Sie zog einen Ausweis aus ihrer Tasche. „Ich habe meinen Führerschein bekommen. Beim ersten Versuch.", fügte sie etwas lauter hinzu. Hinter mir hörte ich Bastian leise wütend schnauben.
„Herzlichen Glückwunsch", sagte ich.
„Danke", meinte Erin strahlend. „Na gut, ich muss los. Bis bald, hoffentlich!" Sie drehte sich um und verschwand in der Schülermenge.
„Du kannst dich wieder umdrehen", sagte ich zu Bas gewandt.
„Ich dachte schon, sie geht nie", antwortete dieser genervt.
Endlich waren wir an der Essensausgabe und nahmen unsere Tabletts entgegen.
„Warum redet ihr nicht einfach mal miteinander?", fragte ich, während wir nach einem leeren Tisch suchten.

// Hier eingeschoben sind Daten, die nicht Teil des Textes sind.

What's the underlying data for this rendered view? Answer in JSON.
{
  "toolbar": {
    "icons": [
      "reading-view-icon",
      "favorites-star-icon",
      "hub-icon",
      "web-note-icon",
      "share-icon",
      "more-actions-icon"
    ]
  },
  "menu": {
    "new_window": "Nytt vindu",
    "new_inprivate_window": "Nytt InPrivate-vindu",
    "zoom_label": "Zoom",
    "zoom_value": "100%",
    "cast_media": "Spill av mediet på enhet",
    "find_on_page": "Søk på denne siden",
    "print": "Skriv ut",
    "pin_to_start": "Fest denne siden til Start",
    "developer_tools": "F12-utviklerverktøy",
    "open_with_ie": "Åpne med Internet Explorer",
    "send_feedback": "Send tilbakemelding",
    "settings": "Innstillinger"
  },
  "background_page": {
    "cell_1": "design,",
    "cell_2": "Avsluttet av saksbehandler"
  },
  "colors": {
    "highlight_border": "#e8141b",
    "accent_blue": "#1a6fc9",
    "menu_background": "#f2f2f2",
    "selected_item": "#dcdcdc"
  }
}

„Was soll das schon bringen?"
„Für den Anfang, dass ihr wenigstens in der Lage seid, normal in der Schule miteinander zu reden, ohne dass einer den anderen ignoriert?", schlug ich vor und setzte mich auf einen freien Platz. Bastian setzte sich mir gegenüber und schaufelte sich das Essen in den Mund.
„Ich hab' ganz vergessen, wie schrecklich das Essen hier ist.", bemerkte er, ohne auf meinen Kommentar einzugehen. Bastian war schon immer mehr der Typ gewesen, der unangenehmen Gesprächen aus dem Weg ging. Vielleicht war auch das der Grund, warum wir uns fast nie stritten. Er wollte nicht, und mir fielen nie die richtigen Worte ein.
Nach dem Mittag trennten sich unsere Wege. Bastian ging zum Spanischkurs, während ich den richtigen Raum für Psychologie suchte. Ein Blick genügte, um festzustellen, dass ich keinen einzigen der anderen Schüler im Kurs kannte. Mit gesenktem Kopf ging ich zu einem der letzten freien Plätze in der vorletzten Reihe, wobei niemand auf mich zu achten schien.
Das war das erste Mal, dass ich dich gesehen habe, Hazel. Ich wünschte ich könnte sagen, dass du mir sofort aufgefallen bist. Aber das wäre eine Lüge. Vielleicht reicht unser Name allein nicht, um unsere Geschichte zu erzählen. Vielleicht, wenn über unseren Köpfen ein großes Schild hinge auf dem „Es geht mir gut" oder „Ich bin zu schüchtern aber bitte, sprich mich an" oder „Ich brauche Hilfe" steht, vielleicht – ich weiß auch nicht, was dann wäre, aber ich wünschte, es würde etwas ändern.